Colorectal cancer occurs when some of the cells that line the colon or rectum become abnormal and grow out of control. The abnormal growing cells create a polyp, which in turn may continue to grow and become cancer. Thanks to colorectal cancer screening, polyps can be found and removed before they turn into cancer. In addition, the earlier a cancer is found, the easier it is to cure.
What are some risk factors for colorectal cancer?
- Age – People over the age of 50 are at risk for colorectal cancer and should be screened.
- Polyps – Begin as non-cancerous growths on the inner wall of the colon or the rectum. Over time, polyps can become cancerous.
- Personal history – Women with a history of ovarian or uterine cancer have increased risk of developing colorectal cancer. People who have Ulcerative colitis or Crohn’s disease also are at higher risk.
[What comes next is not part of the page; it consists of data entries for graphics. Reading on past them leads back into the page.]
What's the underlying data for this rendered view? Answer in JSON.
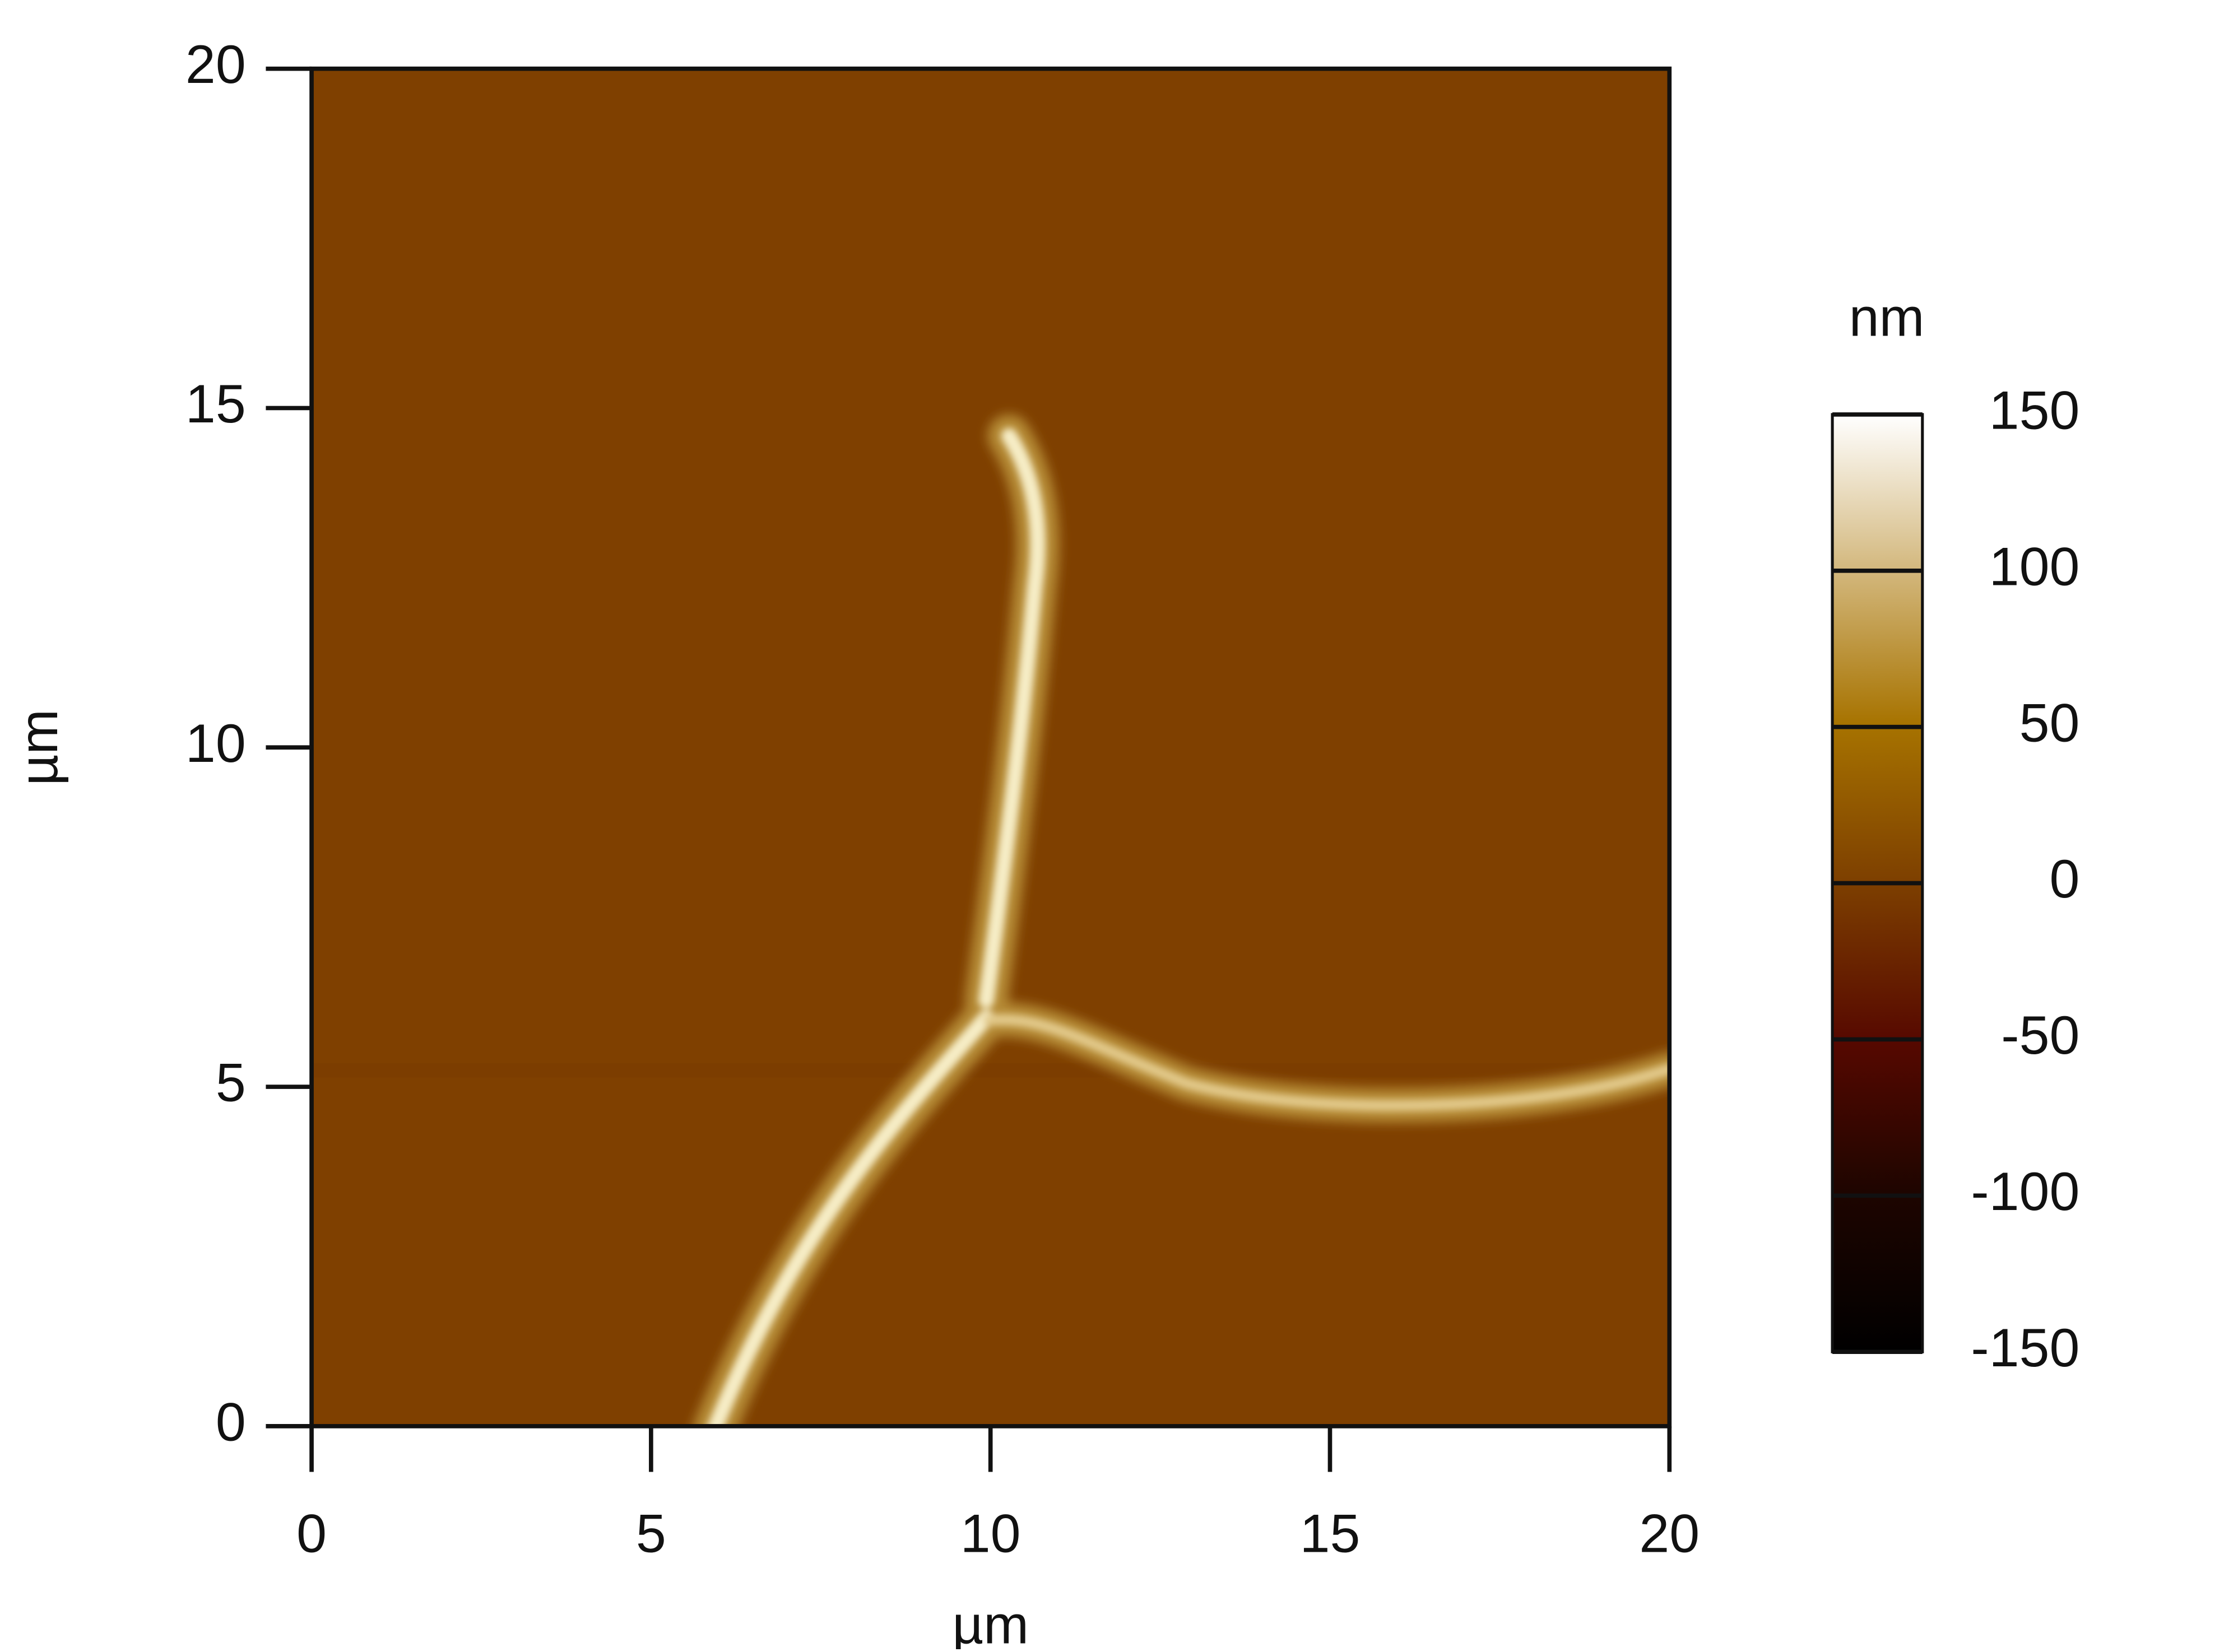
{
  "chart_data": {
    "type": "heatmap",
    "x_label": "µm",
    "y_label": "µm",
    "xlim": [
      0,
      20
    ],
    "ylim": [
      0,
      20
    ],
    "xticks": [
      0,
      5,
      10,
      15,
      20
    ],
    "yticks": [
      0,
      5,
      10,
      15,
      20
    ],
    "colorbar": {
      "label": "nm",
      "lim": [
        -150,
        150
      ],
      "ticks": [
        -150,
        -100,
        -50,
        0,
        50,
        100,
        150
      ]
    }
  }
}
- Family history – A family history of colorectal cancer, polyps or hereditary polyp syndrome also increases the risk for colorectal cancer.
- Lifestyle – Alcohol, smoking, lack of exercise and overweight status are additional risk factors.
- Diabetes – People with diabetes have an increased risk for colorectal cancer.
Colorectal cancer is the third most common cancer in both men and women in the US. Anyone can develop it, even younger people. Here are some answers to the most common questions about colon cancer.
There's no sure way to prevent colorectal cancer. But you can make changes in your life that will help you control as many of the risks as you can.